Les échanges russo-africains dépassent désormais le cadre diplomatique. Leurs interactions augmentent à tous les niveaux: politique, économie, défense et sécurité, éducation et culture. Au-delà de ces relations, la Russie peut-elle apporter des solutions aux problèmes courants du continent africain? Éléments de réponse. Par Mikhail Gamandiy-Egorov

Au moment du plein retour de la Russie en Afrique, des questions demeurent en suspens. Plusieurs observateurs se posent, à juste titre, la question de savoir ce que pourra apporter de nouveau et de positif la relation russo-africaine, surtout en comparaison de celles qui lient le continent à d’autres acteurs déjà activement, notamment l’Occident et la Chine. Pour répondre à cette question, comparons l’approche de chacun vis-à-vis de l’Afrique, et voyons en quoi diffère l’approche russe.
Commençons par les «partenaires traditionnels», en d’autres termes les anciennes métropoles coloniales d’Europe de l’Ouest, France et Royaume-Uni principalement, plus les États-Unis. Alors qu’une partie significative de l’opinion publique africaine désavoue la politique occidentale en Afrique, il est pertinent de se demander pourquoi. Car au-delà des crimes de masse commis à l’époque de la colonisation et de la traite esclavagiste, notamment par les acteurs occidentaux précités, le fait est que globalement peu de choses ont changé dans la mentalité des élites occidentales, pour ne pas dire rien. La seule différence est qu’au lieu de parler du fameux «fardeau de l’homme blanc» —comprenez l’homme occidental- aujourd’hui, l’Occident tente d’imposer ses intérêts en les maquillant, certes avec de moins en moins de succès, par de belles paroles liées à la «démocratie, aux droits de l’homme et aux valeurs universelles». Prétendument universelles.

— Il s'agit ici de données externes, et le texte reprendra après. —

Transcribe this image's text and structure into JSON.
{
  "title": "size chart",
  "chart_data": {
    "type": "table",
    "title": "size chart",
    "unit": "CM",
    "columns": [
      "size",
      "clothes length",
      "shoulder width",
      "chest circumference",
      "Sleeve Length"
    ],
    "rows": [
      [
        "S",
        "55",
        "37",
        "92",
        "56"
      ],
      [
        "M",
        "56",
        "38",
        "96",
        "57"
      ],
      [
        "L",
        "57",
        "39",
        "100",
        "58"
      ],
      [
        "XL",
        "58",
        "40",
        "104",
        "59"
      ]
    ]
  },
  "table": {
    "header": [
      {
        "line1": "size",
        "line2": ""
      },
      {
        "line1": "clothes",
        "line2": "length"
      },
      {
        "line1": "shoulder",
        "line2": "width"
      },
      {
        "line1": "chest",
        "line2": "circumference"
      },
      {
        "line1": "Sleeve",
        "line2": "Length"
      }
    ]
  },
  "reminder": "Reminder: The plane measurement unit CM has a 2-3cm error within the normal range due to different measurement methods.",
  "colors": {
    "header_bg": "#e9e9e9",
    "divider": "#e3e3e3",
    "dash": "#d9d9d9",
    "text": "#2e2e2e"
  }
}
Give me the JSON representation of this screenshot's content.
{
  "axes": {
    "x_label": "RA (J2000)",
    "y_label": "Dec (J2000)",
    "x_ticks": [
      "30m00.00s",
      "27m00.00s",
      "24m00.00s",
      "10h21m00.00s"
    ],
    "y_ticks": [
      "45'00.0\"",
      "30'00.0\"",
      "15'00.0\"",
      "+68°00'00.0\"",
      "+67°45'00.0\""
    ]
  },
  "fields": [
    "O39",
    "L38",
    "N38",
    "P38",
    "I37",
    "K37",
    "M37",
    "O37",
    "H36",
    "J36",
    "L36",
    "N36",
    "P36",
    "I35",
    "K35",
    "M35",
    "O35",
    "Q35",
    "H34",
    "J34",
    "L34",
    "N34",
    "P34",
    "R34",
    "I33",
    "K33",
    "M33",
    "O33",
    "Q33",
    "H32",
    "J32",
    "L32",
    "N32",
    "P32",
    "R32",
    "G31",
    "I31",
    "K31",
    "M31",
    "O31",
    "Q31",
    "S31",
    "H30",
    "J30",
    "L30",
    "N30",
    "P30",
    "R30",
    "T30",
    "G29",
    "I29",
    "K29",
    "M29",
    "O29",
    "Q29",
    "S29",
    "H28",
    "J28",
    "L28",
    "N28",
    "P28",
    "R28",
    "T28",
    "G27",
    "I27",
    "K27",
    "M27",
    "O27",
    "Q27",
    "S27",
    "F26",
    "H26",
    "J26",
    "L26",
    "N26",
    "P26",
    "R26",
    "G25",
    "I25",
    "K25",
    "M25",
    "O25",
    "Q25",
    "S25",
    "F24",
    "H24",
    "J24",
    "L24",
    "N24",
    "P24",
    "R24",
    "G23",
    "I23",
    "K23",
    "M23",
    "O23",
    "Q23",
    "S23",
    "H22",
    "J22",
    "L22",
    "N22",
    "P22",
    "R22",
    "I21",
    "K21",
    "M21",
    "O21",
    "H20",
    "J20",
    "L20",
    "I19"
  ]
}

Pire, l’Occident n’apprend rien de ses erreurs, bien souvent catastrophiques pour les populations concernées. Car si cet Occident politico-diplomatico-médiatique a souvent réussi à déstabiliser des États souverains, il s’est très généralement, pour ne pas dire toujours, mis aux abonnés absents quand il s’est agi de réparer le chaos créé. Deux scénarios ressortent habituellement des interférences occidentales. Le premier voit un pays autrefois prospère devenir une zone de non-droit, d’instabilité et d’extrémisme: on pense évidemment à la Libye. Dans le second, on essaie de donner l’impression d’une relative stabilité, comme c’est le cas en Côte d’Ivoire, tout en fermant les yeux sur les problèmes évidents de ce pays: une société divisée, beaucoup de prisonniers politiques et d’exilés, un développement globalement inexistant, dont la meilleure preuve n’est autre que l’immigration massive des Ivoiriens vers d’autres cieux.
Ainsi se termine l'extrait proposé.